Racing Minister Grace Grace has welcomed a new partnership between Crime Stoppers and the Queensland Racing Integrity Commission (QRIC) to tackle animal cruelty in racing.
Ms Grace said the partnership would encourage people to anonymously report animal cruelty and misconduct within the racing industry.
“Animal cruelty has no place in racing but we need the public’s help to stamp it out altogether,” she said.
“The vast majority of those involved in racing do the right thing and uphold the highest animal welfare standards.
“But we learned through the greyhound live baiting scandal that there are some people who will cut corners.
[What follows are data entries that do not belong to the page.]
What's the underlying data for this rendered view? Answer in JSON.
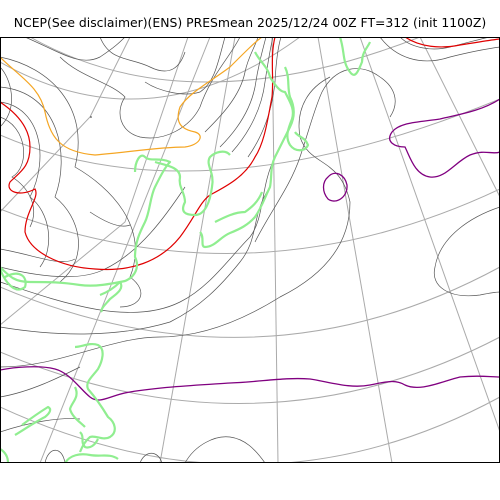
{
  "title": "NCEP(See disclaimer)(ENS) PRESmean 2025/12/24 00Z FT=312 (init 1100Z)",
  "colors": {
    "background": "#ffffff",
    "frame": "#000000",
    "graticule": "#aaaaaa",
    "isobar": "#555555",
    "coastline": "#90ee90",
    "contour_orange": "#f5a623",
    "contour_red": "#e00000",
    "contour_purple": "#800080"
  }
}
“I want to encourage any Queenslanders with genuine concerns for the welfare of any racing animal to get in touch with Crime Stoppers.”
Ms Grace said expert investigators from QRIC, the state’s independent watchdog overseeing the integrity and welfare standards of racing animals and participants in Queensland, would not hesitate to act against wrongdoers.
Commissioner Ross Barnett said the QRIC was focused on upholding the integrity of the industry.
“We want to ensure everyone in the racing industry has the opportunity to compete on a level playing field, and continue our great racing traditions in Queensland,” Commissioner Barnett said.
“Crime Stoppers is a trusted organisation in Australia, and people can be assured that information can be provided anonymously, and directed to the appropriate agency for action.
“This partnership will assist us to investigate allegations of unethical behaviour within the industry.
“We rely on information from the public to help us to prosecute those who are doing the wrong thing.
“You can report information about things that affect animal welfare or constitute cruelty to racing animals, such as live baiting.
“You should also report any information you might have about criminal activity across all three codes of racing such as race fixing, use of doping and performance enhancing substances, or illegal betting.
“If you have any information about mistreatment of racing animals or wrongdoing within the sport, we urge you to come forward and report it to Crimes Stoppers on 1800 333 000.”
Crime Stoppers Chief Executive Trevor O’Hara welcomed the partnership to tackle animal cruelty.
“Crime Stoppers provides a vital reporting function, allowing people to provide information and intelligence to assist police and other law enforcement agencies to solve crimes,” Mr O’Hara said.
“Often people are afraid to make official complaints and reports. Crime Stoppers is a trusted community volunteer organisation and guarantees anonymity, so people can report information without fear of repercussions or prosecution.
“Information can be provided to Crime Stoppers by calling 1800 333 000 or online at www.crimestoppersqld.com.au/racing.”